Lugo was optioned to Triple-A Salt Lake to begin the 2025 season. On May 9, 2025, Lugo was selected to the 40-man roster and promoted to the major leagues for the first time. On May 11, Lugo hit his first career home run, a pinch-hit, solo shot off of Félix Bautista of the Baltimore Orioles. He made 31 appearances for Los Angeles during his rookie campaign, batting .232/.243/.464 with four home runs and nine RBI.

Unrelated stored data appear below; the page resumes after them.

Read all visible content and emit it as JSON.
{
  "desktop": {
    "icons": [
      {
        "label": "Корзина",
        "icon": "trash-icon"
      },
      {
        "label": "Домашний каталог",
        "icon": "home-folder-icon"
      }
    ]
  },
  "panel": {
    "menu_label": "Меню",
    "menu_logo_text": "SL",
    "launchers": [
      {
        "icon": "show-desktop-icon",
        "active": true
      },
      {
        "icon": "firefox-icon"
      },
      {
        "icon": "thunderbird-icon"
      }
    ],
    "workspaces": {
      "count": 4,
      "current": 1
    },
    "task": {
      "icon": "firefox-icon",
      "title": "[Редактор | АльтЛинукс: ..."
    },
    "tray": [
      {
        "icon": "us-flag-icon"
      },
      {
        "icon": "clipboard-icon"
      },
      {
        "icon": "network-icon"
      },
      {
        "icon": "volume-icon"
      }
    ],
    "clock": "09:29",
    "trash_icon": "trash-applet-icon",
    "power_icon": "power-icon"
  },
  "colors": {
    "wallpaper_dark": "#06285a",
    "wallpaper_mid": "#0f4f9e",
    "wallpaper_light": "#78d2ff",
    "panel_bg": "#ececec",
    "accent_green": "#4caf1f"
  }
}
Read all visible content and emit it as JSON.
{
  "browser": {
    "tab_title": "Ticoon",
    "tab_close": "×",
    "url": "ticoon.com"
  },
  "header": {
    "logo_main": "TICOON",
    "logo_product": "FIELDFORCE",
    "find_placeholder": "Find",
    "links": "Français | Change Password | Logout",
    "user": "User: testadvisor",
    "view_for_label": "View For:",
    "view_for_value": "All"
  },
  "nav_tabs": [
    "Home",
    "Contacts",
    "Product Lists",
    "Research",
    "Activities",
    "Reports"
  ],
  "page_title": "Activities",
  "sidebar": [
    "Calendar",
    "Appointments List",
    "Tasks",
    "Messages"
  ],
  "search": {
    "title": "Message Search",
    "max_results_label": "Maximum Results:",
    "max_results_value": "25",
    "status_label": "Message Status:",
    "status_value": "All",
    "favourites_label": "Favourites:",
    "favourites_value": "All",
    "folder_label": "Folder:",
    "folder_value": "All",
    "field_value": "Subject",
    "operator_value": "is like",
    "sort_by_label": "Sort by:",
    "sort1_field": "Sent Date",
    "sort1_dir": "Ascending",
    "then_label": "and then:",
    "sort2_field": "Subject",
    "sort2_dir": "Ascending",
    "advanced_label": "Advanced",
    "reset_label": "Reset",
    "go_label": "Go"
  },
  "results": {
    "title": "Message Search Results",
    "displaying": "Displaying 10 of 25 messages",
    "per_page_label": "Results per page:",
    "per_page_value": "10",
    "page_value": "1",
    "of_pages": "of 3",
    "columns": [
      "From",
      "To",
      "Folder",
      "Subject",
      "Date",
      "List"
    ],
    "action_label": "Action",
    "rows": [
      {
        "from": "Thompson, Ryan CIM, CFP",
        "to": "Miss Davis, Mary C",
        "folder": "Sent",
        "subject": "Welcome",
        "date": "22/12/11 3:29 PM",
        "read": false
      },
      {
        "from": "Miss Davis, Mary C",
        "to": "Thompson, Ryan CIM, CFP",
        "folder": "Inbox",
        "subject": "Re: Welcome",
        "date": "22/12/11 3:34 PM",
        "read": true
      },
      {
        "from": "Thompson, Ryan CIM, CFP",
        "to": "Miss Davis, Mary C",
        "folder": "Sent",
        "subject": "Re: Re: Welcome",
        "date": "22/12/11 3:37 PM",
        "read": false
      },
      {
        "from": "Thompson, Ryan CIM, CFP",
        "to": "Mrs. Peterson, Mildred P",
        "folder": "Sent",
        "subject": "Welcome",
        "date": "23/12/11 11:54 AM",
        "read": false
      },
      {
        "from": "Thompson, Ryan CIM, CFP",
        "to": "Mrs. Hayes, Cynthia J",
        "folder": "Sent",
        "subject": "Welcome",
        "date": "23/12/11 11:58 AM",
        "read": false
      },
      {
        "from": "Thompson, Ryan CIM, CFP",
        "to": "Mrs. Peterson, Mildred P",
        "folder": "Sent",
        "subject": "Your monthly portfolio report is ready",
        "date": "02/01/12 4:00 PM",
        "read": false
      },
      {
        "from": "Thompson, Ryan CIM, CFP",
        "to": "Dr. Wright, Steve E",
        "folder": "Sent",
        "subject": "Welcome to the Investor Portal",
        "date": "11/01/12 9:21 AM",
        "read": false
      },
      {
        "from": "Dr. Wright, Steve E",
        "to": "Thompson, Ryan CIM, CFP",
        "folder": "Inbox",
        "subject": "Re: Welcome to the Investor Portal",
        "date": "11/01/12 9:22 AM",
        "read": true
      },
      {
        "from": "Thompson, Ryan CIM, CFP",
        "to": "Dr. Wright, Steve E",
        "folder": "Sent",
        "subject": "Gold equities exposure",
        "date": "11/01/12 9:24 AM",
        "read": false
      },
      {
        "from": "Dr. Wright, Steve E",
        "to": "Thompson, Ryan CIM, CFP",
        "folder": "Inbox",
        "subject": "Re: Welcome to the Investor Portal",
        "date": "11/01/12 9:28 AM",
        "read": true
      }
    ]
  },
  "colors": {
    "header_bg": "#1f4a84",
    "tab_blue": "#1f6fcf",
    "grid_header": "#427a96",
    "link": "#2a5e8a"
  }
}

Lugo was again optioned to Triple-A Salt Lake to begin the 2026 season. He made 47 appearances split between the Double-A Rocket City Trash Pandas and Salt Lake, batting a cumulative .257/.388/.389 with three home runs, 29 RBI, and 11 stolen bases. On May 27, 2026, Lugo was designated for assignment by the Angels.

===Kansas City Royals===
On June 2, 2026, Lugo was claimed off of waivers by the Kansas City Royals.

==Personal life==
Lugo is the nephew of former MLB player Carlos Beltrán.